Charity Commission drops strict time limits on completing investigations

Watchdog is now meeting revised performance target

The Charity Commission has dropped a target measuring the length of time it takes to complete inquiry reports.

The ‘KPI 4' indicator previously included a target to complete formal investigations within 275 days. However, the commission board agreed to drop this measure in July, a paper for an open board meeting on November 26 shows.

The change means the commission's compliance division has begun to meet the requirements of the indicator, agreed with the Treasury, now that there is no strict time limit involved.

The new indicator includes "a basket of measures that better reflects the broad range of our compliance activity and focuses on the effectiveness and quality of outcomes as well as the timeliness of investigations," according to the board paper.

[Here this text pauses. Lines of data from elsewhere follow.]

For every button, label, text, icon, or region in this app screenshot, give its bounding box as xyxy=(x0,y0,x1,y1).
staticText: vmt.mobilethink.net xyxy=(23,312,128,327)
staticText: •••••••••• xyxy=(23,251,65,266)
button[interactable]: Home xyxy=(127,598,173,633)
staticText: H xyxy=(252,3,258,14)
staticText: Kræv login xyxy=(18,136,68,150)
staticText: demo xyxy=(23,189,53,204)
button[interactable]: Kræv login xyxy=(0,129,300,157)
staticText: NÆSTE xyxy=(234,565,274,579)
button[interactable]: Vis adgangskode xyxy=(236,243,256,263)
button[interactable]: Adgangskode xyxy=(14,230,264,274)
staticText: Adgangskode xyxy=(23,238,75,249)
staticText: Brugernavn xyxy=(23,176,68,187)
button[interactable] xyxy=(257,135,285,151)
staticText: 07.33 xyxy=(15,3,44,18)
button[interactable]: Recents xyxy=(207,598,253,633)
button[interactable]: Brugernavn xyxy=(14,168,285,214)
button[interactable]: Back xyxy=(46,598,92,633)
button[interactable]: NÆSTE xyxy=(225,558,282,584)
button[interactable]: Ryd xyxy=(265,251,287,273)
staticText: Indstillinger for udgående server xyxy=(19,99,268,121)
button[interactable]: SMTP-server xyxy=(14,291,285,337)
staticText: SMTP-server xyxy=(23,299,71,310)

Kenneth Dibble, director of legal services at the commission, told the board in September 2008 that it might be impossible for the commission to meet the previous time-limited target if trustees were uncooperative or where the police or courts became involved.

The board meeting will also hear:

  • The number of charities submitting their due documents on time has risen to 81 per cent in the year up to 31 October. The target is 76 per cent.
  • The timetable for registering exempt charities has slipped. The first phase of the programme, which will involve up to 250 educational institutions and student unions with annual incomes of more than £100,000, will now take place early next year. A second phase involving housing associations, further education colleges and charitable industrial and provident societies is scheduled for late 2010. The commission is currently processing 1,400 registration applications from previously excepted charities.
  • The commission will team up with the NCVO to produce guidance for charities with group structures in January. The regulator also hopes to establish a network of such bodies to promote "effective self-regulation".
  • The commission will respond to "renewed political and sectoral interest" in small community-based charities by providing more support for them. The regulator, which produced a small charities constitution last month, hopes to adapt existing guidance, use new technology and work with external partners to engage with small charities.
  • The commission aims to update its Charities & Elections guidance ahead of the forthcoming general election. The updated document, which will be launched in February, will be based on questions submitted by a small focus group of charities.
  • The commission has written to 800 professional advisers encouraging them to communicate with it electronically. A quarter of all paper correspondence the regulator receives is sent by solicitors, accountants and auditors. Email is a "faster, cheaper solution to serving their clients", according to the commission.